Gustav Holst
(geb. 21.09. 1878 in Cheltenham – gest. 25. Mai 1934 in London)

First Suite in Es op. 28/1

Chaconne
Intermezzo
March

Gustavus Theodore von Holst wurde in Cheltenham geboren (er änderte seinen Namen während des Ersten Weltkriegs). Sein Urgroßvater war deutscher, russischer, schwedischer und lettischer Abstammung und emigrierte 1802 nach England. In der Familie gab es zahlreiche professionelle Musiker, und Holst selbst war Posaunist an der Carl Rosa Opera und dem Scottish Orchestra. Auch war er die meiste Zeit seines Lebens Musiklehrer an der St. Paul’s School für Mädchen in Hammersmith und als unbezahlter Lektor am Morley College in London.

Er schrieb diese Suite für Militär- (d.h. Blas)orchester, aber man weiss nicht, warum er dies tat oder ob sie bereits vor 1920 gespielt wurde. Es scheint, dass sie für das Orchester der Royal Military School of Music in Keller Hall, Twickenham, bestimmt war, was jedoch nicht verifiziert werden kann. Mit Sicherheit allerdings wurde sie direkt nach der Veröffentlichung 1922 von den Orchestern ins Repertoire übernommen, und es ist das erste weitläufig beachtete Werk für diese Besetzung, die bis dahin von sogenannten „seriösen“ Komponisten ignoriert worden war. Holst’s praktische Kenntnis des Musizierens in Theaterorchestern und anderen kleinen Besetzungen half ihm womöglich; seine lebenslange soziale Einstellung hat womöglich auch dazu beigetragen, zwei weitere Werke nicht nur für Blasorchester zu komponieren, sondern auch eines für Brass Band (A Moorside Suite), das richtige Vehikel für volkstümliches Musizieren in der Arbeiterschicht der Kohleminen und Fabriken des industrialisierten Englands. Es war, als ob Holst die Arbeiterschicht mit qualitativ hochwertiger Musik versorgen wollte.

Der erste Satz, Chaconne, ist eine Reihe von fünfzehn Variationen über einer Bassmelodie, die zu Anfang vorgestellt wird. Diese Melodie erscheint in verschiedenen Positionen, in Inversion, in Dur- und Moll-Tonarten und einem eindrucksvollen Klimax am Ende. Die Melodie stammt von Holst, jedoch hat sie eine Ähnlichkeit mit The Agincourt Song aus dem Jahr 1415. Holst war auch ein großer Bewunderer von Purcell, und dieser Satz ist eine Hommage des 20. Jahrhunderts an einen Meister des 17. Jahrhunderts. Er ist eines der frühesten Beispiele für die Inspirationssuche eines Komponisten bei den vorklassischen Ahnen und ein frühes Zeichen für die Erstarkung des Interesses an Purcell.
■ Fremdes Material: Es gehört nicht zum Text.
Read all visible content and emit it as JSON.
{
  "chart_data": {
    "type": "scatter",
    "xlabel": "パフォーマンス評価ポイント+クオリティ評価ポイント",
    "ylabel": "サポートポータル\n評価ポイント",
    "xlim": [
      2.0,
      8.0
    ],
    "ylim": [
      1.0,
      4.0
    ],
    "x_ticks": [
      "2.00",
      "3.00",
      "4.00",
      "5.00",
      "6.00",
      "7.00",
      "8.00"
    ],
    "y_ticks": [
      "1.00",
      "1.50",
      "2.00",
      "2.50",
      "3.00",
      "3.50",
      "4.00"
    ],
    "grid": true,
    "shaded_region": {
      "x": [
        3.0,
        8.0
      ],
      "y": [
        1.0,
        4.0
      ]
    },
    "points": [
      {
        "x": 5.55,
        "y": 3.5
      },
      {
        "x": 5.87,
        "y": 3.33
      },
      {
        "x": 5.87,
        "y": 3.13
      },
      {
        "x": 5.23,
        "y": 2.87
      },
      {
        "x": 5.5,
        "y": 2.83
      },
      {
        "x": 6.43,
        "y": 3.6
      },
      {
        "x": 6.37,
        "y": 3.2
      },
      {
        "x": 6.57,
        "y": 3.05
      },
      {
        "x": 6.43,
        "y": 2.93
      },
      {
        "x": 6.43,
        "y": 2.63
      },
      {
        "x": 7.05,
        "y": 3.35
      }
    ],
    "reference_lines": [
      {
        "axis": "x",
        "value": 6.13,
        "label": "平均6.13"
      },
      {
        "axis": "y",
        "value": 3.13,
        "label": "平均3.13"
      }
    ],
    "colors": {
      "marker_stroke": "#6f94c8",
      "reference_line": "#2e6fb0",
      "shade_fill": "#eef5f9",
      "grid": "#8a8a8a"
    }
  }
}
Vielleicht ist es kein Zufall, dass Holst’s Schüler 1911 am Morley College die erste Aufführung von The Faerie Queen seit Purcell’s Zeit gaben.

Der Komponist lässt wissen, dass die Sätze ohne Pause nacheinander folgen sollen, obwohl keine attacca – Nennungen in der Partitur stehen. Der zweite Satz Intermezzo ist licht und schnell, mit einer kontrastierenden mittleren Passage, die eine ausgedehnte Melodie im Folk-Stil bringt. Eine Coda kombiniert diese Melodie mit einer früheren, zweiten Figur, während wir mit einem flüchtigen Blick in die Welt des Mercury aus The Planets zurückgelassen werden.
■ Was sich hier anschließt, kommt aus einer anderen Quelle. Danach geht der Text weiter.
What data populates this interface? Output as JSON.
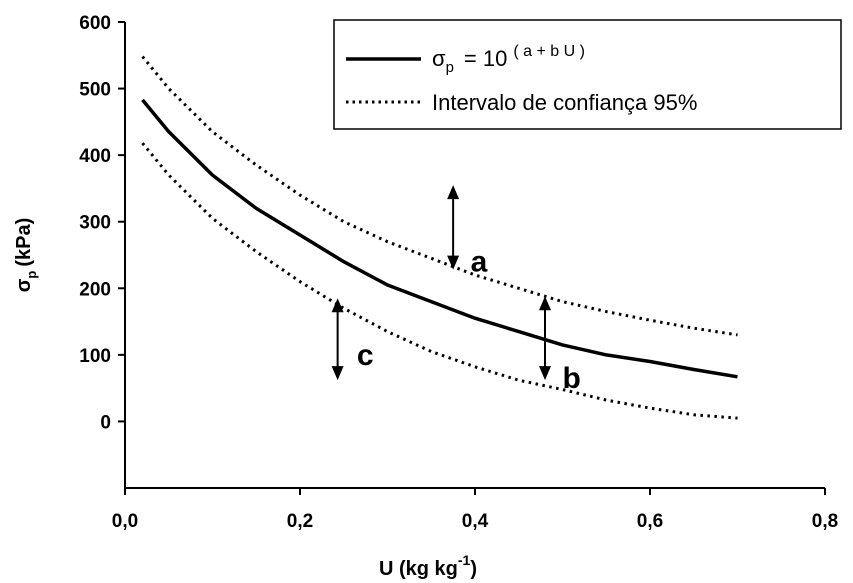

Der abschließende March ist fröhlich, mit einer „Open-Air“-Atmosphäre. Ein kontrastierendes Trio baut über einem der favorisierten Mittel Holst’s, dem „Walking- Bass“, eine diatonische Melodie auf. Diese weite Melodie ist ein Beispiel für Holst’s lange musikalische Bögen – die Melodie wird von den erwarteten 32 Takten auf 48 ausgedehnt. Nach einer rhythmischen Entwicklung, die in einen vom Schlagwerk geführten Höhepunkt mündet, kehrt das weite Thema in D wieder, dieses Mal jedoch als Kontrapunkt zum ersten Thema des Marsches. Hier sollten wir uns daran erinnern, dass Holst und Vaughan Williams lebenslang Freunde waren, die gegenseitig ihre Werke während der Komposition diskutierten. So ist es von besonderem Interesse, dass die Ouvertüre zu Vaughan Williams’ The Wasps, ebenfalls 1909 datiert, auf ähnliche Weise mit der Kombination zweier Hauptthemen endet.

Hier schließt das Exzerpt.